Remembering Michael Crichton

I was very sorry to learn this morning of the passing of Michael Crichton.

The first movie that ever gave me nightmares was the original Andromeda Strain, which I saw on TV at age eight — it’s still the better of the two adaptations, I think. I read both The Andromeda Strain and The Terminal Man in junior high, one summer working (or when I should have been working) in my mother’s library — and I really dug the style they were writtten in — sort of a scientific procedural, with some nice storytelling devices playing up the feeling that you were reading secret reports about things that officially never happened. I liked them enough that in high school I named a cyborg character “Crichton” in a short story (I imagine the robot in Buck Rogers‘ second season was named for him, too).

I wasn’t as big into Jurassic Park — and honestly, the only ER episodes I’ve ever seen were of the identically-named backdoor spinoff from The Jeffersons in 1984 (which, strangely, also starred George Clooney!).

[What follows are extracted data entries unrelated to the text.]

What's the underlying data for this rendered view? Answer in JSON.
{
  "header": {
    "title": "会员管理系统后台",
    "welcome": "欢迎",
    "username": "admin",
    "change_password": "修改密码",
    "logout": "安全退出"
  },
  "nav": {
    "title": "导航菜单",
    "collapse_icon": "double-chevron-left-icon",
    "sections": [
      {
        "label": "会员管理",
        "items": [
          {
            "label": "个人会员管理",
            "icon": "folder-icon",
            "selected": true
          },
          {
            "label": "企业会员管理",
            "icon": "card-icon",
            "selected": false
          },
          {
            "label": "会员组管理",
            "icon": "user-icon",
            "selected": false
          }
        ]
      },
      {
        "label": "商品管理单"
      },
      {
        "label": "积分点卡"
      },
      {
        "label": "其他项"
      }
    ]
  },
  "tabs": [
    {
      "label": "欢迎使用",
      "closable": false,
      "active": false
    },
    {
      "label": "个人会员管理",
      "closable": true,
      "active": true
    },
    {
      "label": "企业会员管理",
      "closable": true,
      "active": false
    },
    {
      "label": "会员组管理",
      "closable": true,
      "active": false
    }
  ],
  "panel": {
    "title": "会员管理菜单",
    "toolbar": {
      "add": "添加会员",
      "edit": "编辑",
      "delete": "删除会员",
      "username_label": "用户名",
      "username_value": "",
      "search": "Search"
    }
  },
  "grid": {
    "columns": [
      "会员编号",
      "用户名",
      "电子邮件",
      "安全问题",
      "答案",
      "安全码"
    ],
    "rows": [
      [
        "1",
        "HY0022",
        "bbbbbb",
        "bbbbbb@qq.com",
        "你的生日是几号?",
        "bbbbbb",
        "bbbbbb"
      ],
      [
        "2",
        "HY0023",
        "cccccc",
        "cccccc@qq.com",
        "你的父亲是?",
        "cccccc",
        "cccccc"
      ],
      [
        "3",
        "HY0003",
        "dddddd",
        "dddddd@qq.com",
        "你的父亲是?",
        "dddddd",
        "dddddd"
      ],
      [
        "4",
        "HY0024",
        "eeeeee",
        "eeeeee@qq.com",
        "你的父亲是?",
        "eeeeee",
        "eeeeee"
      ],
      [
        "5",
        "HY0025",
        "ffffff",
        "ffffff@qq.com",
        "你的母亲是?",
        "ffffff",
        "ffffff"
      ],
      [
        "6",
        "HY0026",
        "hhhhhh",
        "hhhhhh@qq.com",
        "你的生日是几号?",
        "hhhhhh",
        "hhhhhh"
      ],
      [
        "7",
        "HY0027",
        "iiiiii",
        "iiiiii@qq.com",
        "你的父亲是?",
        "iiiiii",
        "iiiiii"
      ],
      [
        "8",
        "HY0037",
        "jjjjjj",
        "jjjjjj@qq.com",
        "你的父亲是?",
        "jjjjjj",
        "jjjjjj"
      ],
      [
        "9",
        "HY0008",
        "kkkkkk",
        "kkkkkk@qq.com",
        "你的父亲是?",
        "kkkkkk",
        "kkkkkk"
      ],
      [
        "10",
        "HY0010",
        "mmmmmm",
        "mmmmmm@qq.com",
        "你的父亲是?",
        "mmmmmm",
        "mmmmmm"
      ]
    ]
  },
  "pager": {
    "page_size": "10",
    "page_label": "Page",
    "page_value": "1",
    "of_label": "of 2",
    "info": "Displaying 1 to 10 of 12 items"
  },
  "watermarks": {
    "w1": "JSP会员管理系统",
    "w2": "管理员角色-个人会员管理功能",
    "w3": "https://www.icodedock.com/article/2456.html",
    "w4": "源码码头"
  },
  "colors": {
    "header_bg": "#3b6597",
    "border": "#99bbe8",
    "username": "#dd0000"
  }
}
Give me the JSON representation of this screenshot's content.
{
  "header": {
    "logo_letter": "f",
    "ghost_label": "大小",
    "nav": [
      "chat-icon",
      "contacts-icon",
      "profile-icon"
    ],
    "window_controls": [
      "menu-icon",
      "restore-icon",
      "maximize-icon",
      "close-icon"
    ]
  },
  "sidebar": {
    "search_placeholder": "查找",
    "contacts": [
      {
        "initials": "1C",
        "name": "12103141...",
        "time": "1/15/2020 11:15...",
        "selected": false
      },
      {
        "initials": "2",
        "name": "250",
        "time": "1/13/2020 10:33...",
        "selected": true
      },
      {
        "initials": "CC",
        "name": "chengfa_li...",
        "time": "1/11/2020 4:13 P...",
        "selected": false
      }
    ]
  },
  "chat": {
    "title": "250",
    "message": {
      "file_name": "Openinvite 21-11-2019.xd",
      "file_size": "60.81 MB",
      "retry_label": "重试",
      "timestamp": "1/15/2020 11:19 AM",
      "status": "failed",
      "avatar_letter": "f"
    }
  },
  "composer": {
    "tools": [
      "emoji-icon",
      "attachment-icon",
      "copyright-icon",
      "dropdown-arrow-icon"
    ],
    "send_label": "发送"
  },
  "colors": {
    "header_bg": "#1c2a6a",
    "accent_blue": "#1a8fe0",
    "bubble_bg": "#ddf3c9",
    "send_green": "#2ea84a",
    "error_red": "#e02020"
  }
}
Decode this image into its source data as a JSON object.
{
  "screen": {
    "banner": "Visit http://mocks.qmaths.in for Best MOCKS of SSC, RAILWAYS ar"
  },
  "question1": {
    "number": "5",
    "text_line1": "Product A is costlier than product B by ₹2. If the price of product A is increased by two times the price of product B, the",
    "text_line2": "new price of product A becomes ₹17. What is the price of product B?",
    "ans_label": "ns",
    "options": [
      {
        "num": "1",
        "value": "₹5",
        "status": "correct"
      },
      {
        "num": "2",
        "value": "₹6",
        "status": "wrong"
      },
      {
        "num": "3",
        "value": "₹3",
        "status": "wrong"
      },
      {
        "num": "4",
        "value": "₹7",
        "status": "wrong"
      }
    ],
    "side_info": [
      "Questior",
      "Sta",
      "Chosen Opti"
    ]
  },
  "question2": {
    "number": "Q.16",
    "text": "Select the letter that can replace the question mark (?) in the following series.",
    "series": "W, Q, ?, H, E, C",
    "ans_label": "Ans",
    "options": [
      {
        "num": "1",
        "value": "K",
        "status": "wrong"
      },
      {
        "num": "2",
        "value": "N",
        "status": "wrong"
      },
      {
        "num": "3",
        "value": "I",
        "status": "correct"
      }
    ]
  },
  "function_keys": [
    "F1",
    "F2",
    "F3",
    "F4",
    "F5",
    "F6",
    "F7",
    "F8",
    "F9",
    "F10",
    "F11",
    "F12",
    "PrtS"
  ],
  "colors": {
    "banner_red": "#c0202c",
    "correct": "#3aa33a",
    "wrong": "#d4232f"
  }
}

On the other hand, I’m know I’m one of the bigger fans of Looker, a sometimes maligned film he wrote and directed which includes some pretty imaginative ideas — including the insertion of computer-generated characters into video (which seems to have more or less happened last night with CNN’s “holograms”). Took a long time for the DVD of it to come out, but it might be worth a second (or first) look, if only for the cool light gun and some of the interesting pre-Max Headroom views in there about the power of the media.

I need to get back and read some of the books I missed. There is not nearly enough science in science fiction, but Crichton did his part to change that.